Menurut ICW, daftar koruptor itu diperkirakan akan terus bertambah, karena masih ada puluhan tersangka koruptor yang kabur ke luar negeri. "Kita belum tahu data pastinya, tetapi yang jelas dalam hitungan kita ada 40-an yang kabur. Mereka kabur bisa ke Singapura atau negara lainnya, " ujarnya.

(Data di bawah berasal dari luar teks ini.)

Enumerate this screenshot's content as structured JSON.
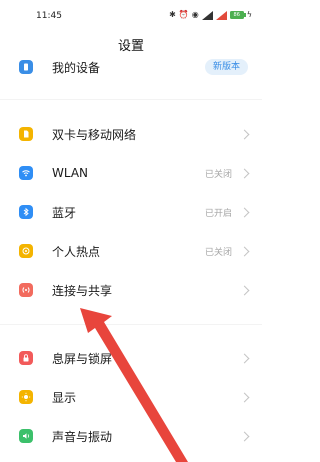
{
  "status_bar": {
    "time": "11:45",
    "battery_level": "86",
    "icons": [
      "bluetooth-icon",
      "alarm-icon",
      "nfc-icon",
      "signal-icon",
      "wifi-icon"
    ]
  },
  "page": {
    "title": "设置"
  },
  "top_item": {
    "label": "我的设备",
    "badge": "新版本",
    "icon_color": "#3a8ee6"
  },
  "items": [
    {
      "key": "sim",
      "label": "双卡与移动网络",
      "status": "",
      "icon_color": "#f4b400"
    },
    {
      "key": "wlan",
      "label": "WLAN",
      "status": "已关闭",
      "icon_color": "#2f8ef5"
    },
    {
      "key": "bluetooth",
      "label": "蓝牙",
      "status": "已开启",
      "icon_color": "#2f8ef5"
    },
    {
      "key": "hotspot",
      "label": "个人热点",
      "status": "已关闭",
      "icon_color": "#f4b400"
    },
    {
      "key": "connect",
      "label": "连接与共享",
      "status": "",
      "icon_color": "#f26b5e"
    },
    {
      "key": "lock",
      "label": "息屏与锁屏",
      "status": "",
      "icon_color": "#f25a5a"
    },
    {
      "key": "display",
      "label": "显示",
      "status": "",
      "icon_color": "#f4b400"
    },
    {
      "key": "sound",
      "label": "声音与振动",
      "status": "",
      "icon_color": "#3cc06b"
    }
  ],
  "colors": {
    "arrow": "#e8453c",
    "background": "#ffffff"
  }
}
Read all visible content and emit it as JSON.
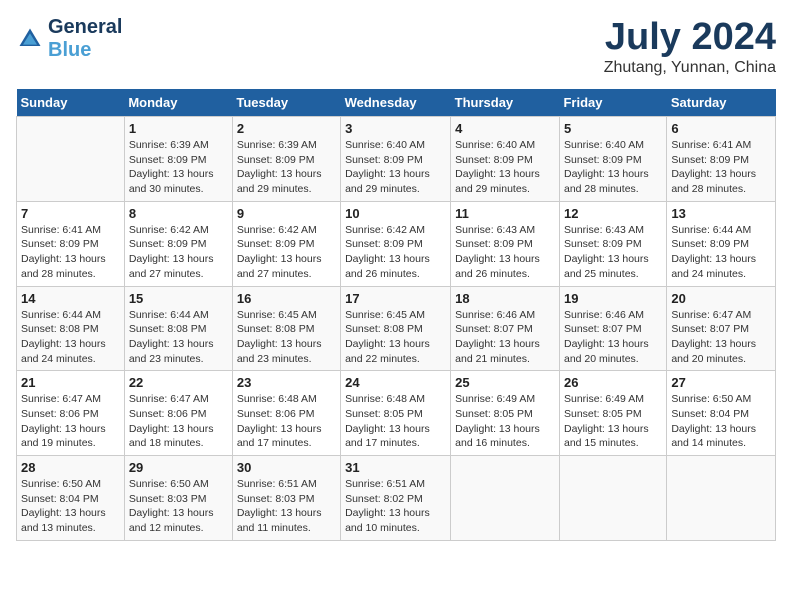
{
  "header": {
    "logo_line1": "General",
    "logo_line2": "Blue",
    "month_year": "July 2024",
    "location": "Zhutang, Yunnan, China"
  },
  "days_of_week": [
    "Sunday",
    "Monday",
    "Tuesday",
    "Wednesday",
    "Thursday",
    "Friday",
    "Saturday"
  ],
  "weeks": [
    [
      {
        "day": "",
        "sunrise": "",
        "sunset": "",
        "daylight": ""
      },
      {
        "day": "1",
        "sunrise": "Sunrise: 6:39 AM",
        "sunset": "Sunset: 8:09 PM",
        "daylight": "Daylight: 13 hours and 30 minutes."
      },
      {
        "day": "2",
        "sunrise": "Sunrise: 6:39 AM",
        "sunset": "Sunset: 8:09 PM",
        "daylight": "Daylight: 13 hours and 29 minutes."
      },
      {
        "day": "3",
        "sunrise": "Sunrise: 6:40 AM",
        "sunset": "Sunset: 8:09 PM",
        "daylight": "Daylight: 13 hours and 29 minutes."
      },
      {
        "day": "4",
        "sunrise": "Sunrise: 6:40 AM",
        "sunset": "Sunset: 8:09 PM",
        "daylight": "Daylight: 13 hours and 29 minutes."
      },
      {
        "day": "5",
        "sunrise": "Sunrise: 6:40 AM",
        "sunset": "Sunset: 8:09 PM",
        "daylight": "Daylight: 13 hours and 28 minutes."
      },
      {
        "day": "6",
        "sunrise": "Sunrise: 6:41 AM",
        "sunset": "Sunset: 8:09 PM",
        "daylight": "Daylight: 13 hours and 28 minutes."
      }
    ],
    [
      {
        "day": "7",
        "sunrise": "Sunrise: 6:41 AM",
        "sunset": "Sunset: 8:09 PM",
        "daylight": "Daylight: 13 hours and 28 minutes."
      },
      {
        "day": "8",
        "sunrise": "Sunrise: 6:42 AM",
        "sunset": "Sunset: 8:09 PM",
        "daylight": "Daylight: 13 hours and 27 minutes."
      },
      {
        "day": "9",
        "sunrise": "Sunrise: 6:42 AM",
        "sunset": "Sunset: 8:09 PM",
        "daylight": "Daylight: 13 hours and 27 minutes."
      },
      {
        "day": "10",
        "sunrise": "Sunrise: 6:42 AM",
        "sunset": "Sunset: 8:09 PM",
        "daylight": "Daylight: 13 hours and 26 minutes."
      },
      {
        "day": "11",
        "sunrise": "Sunrise: 6:43 AM",
        "sunset": "Sunset: 8:09 PM",
        "daylight": "Daylight: 13 hours and 26 minutes."
      },
      {
        "day": "12",
        "sunrise": "Sunrise: 6:43 AM",
        "sunset": "Sunset: 8:09 PM",
        "daylight": "Daylight: 13 hours and 25 minutes."
      },
      {
        "day": "13",
        "sunrise": "Sunrise: 6:44 AM",
        "sunset": "Sunset: 8:09 PM",
        "daylight": "Daylight: 13 hours and 24 minutes."
      }
    ],
    [
      {
        "day": "14",
        "sunrise": "Sunrise: 6:44 AM",
        "sunset": "Sunset: 8:08 PM",
        "daylight": "Daylight: 13 hours and 24 minutes."
      },
      {
        "day": "15",
        "sunrise": "Sunrise: 6:44 AM",
        "sunset": "Sunset: 8:08 PM",
        "daylight": "Daylight: 13 hours and 23 minutes."
      },
      {
        "day": "16",
        "sunrise": "Sunrise: 6:45 AM",
        "sunset": "Sunset: 8:08 PM",
        "daylight": "Daylight: 13 hours and 23 minutes."
      },
      {
        "day": "17",
        "sunrise": "Sunrise: 6:45 AM",
        "sunset": "Sunset: 8:08 PM",
        "daylight": "Daylight: 13 hours and 22 minutes."
      },
      {
        "day": "18",
        "sunrise": "Sunrise: 6:46 AM",
        "sunset": "Sunset: 8:07 PM",
        "daylight": "Daylight: 13 hours and 21 minutes."
      },
      {
        "day": "19",
        "sunrise": "Sunrise: 6:46 AM",
        "sunset": "Sunset: 8:07 PM",
        "daylight": "Daylight: 13 hours and 20 minutes."
      },
      {
        "day": "20",
        "sunrise": "Sunrise: 6:47 AM",
        "sunset": "Sunset: 8:07 PM",
        "daylight": "Daylight: 13 hours and 20 minutes."
      }
    ],
    [
      {
        "day": "21",
        "sunrise": "Sunrise: 6:47 AM",
        "sunset": "Sunset: 8:06 PM",
        "daylight": "Daylight: 13 hours and 19 minutes."
      },
      {
        "day": "22",
        "sunrise": "Sunrise: 6:47 AM",
        "sunset": "Sunset: 8:06 PM",
        "daylight": "Daylight: 13 hours and 18 minutes."
      },
      {
        "day": "23",
        "sunrise": "Sunrise: 6:48 AM",
        "sunset": "Sunset: 8:06 PM",
        "daylight": "Daylight: 13 hours and 17 minutes."
      },
      {
        "day": "24",
        "sunrise": "Sunrise: 6:48 AM",
        "sunset": "Sunset: 8:05 PM",
        "daylight": "Daylight: 13 hours and 17 minutes."
      },
      {
        "day": "25",
        "sunrise": "Sunrise: 6:49 AM",
        "sunset": "Sunset: 8:05 PM",
        "daylight": "Daylight: 13 hours and 16 minutes."
      },
      {
        "day": "26",
        "sunrise": "Sunrise: 6:49 AM",
        "sunset": "Sunset: 8:05 PM",
        "daylight": "Daylight: 13 hours and 15 minutes."
      },
      {
        "day": "27",
        "sunrise": "Sunrise: 6:50 AM",
        "sunset": "Sunset: 8:04 PM",
        "daylight": "Daylight: 13 hours and 14 minutes."
      }
    ],
    [
      {
        "day": "28",
        "sunrise": "Sunrise: 6:50 AM",
        "sunset": "Sunset: 8:04 PM",
        "daylight": "Daylight: 13 hours and 13 minutes."
      },
      {
        "day": "29",
        "sunrise": "Sunrise: 6:50 AM",
        "sunset": "Sunset: 8:03 PM",
        "daylight": "Daylight: 13 hours and 12 minutes."
      },
      {
        "day": "30",
        "sunrise": "Sunrise: 6:51 AM",
        "sunset": "Sunset: 8:03 PM",
        "daylight": "Daylight: 13 hours and 11 minutes."
      },
      {
        "day": "31",
        "sunrise": "Sunrise: 6:51 AM",
        "sunset": "Sunset: 8:02 PM",
        "daylight": "Daylight: 13 hours and 10 minutes."
      },
      {
        "day": "",
        "sunrise": "",
        "sunset": "",
        "daylight": ""
      },
      {
        "day": "",
        "sunrise": "",
        "sunset": "",
        "daylight": ""
      },
      {
        "day": "",
        "sunrise": "",
        "sunset": "",
        "daylight": ""
      }
    ]
  ]
}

Tidak heran melihat banyak gedung, apartemen, dan kantor yang merupakan investasi orang-orang Indonesia yang oleh pemerintah Singapura diberikan banyak kemudahan, termasuk pajak dan izin tinggal (permanent residence), bahkan dalam beberapa kasus diberi kewarganegaraan Singapura. Beberapa pengusaha Indonesia diketahui memiliki status warga negara Singapura. Mereka lalu menjadi untouchables karena bukan lagi warga negara Indonesia.

Misalnya, setelah diberi keringanan untuk membayar utang dan dihapus tuntutan hukumannya (Release and Discharge), sejumlah pengemplang Bantuan Likuiditas Bank Indonesia (BLBI) kabur ke Singapura. Misalnya Atang Latief (Bank Indonesia Raya), Lidya Muchtar (Bank Tamara), Agus Anwar (Bank Pelita dan Bank Istimarat), Sjamsul Nursalim (BDNI), dan Samadikun Hartono (Bank Modern).

Tak heran bila terungkap bahwa sekitar Rp 800 triluanan dana milik 18 ribu warga negara Indonesia disimpan di Singapura. Jumlah itu merupakan sepertiga aset 55 ribu orang terkaya di Singapura yang bernilai US$ 260 miliar. GDP per kapita Indonesia 720 dolar AS, sementara Singapura sudah mencapai 23 ribu dolar AS (atau 32 kali Indonesia).

Namun, menurut laporan Merrill Lynch dan Capgemini yang dirilis 10 ktober 2006 lalu, dari total US$ 260 miliar 55 ribu warga Singapura, US$ 87 miliar atau setara Rp 800 triliun merupakan kekayaan milik 18 ribu warga negara Indonesia yang memiliki izin tinggal di negeri itu. "Singapura menjadi negara yang memiliki kebijakan sangat terbuka untuk menarik imigran kaya seperti Indonesia," tutur Tho Gea Hong, market director Merrill Lynch Global Private Client.

Tahun sebelumnya, Pemerintah Singapura pernah mensinyalir ada sekitar 65 milyar USD uang orang Indonesia yang diinvestasikan di Negeri Singa. Dari angka itu diperkirakan total uang orang kaya Indonesia yang parkir di berbagai negara sekitar 150 miliar dolar AS, atau setara Rp 1.350 triliun pada kurs Rp 9.000. Jumlah ini melebihi total dana pihak ketiga di bank nasional sebesar Rp 900 triliun, dana reksadana sekitar Rp 110 triliun, maupun rerata transaksi harian pemodal lokal di bursa saham yang sekitar Rp 1,5 triliun (Investama, edisi 121/VII, 12-25 April 2005).

Pada shopping season Juni 2005 di Singapura, ternyata the biggest spendor-nya orang Indonesia dengan nilai transaksi lebih dari Rp 1 trilyun. Rekor ini mengalahkan pembelanja dari Jepang dan Amerika sekalipun.

Sejak 1993 hingga kini sedikitnya 50 juara Olimpiade Sains Nasional (OSN) asala Indonesia “diambil” Singapura melalui beasiswa dari berbagai universitas. Kepala Seksi Kesiswaan Dinas Pendidikan Menengah Tinggi (Dikmenti) DKI Budiyanto menyatakan banyaknya juara OSN yang hijrah karena perguruan tinggi Indonesia tidak mendukung mereka (Koran Tempo, 3/9/05).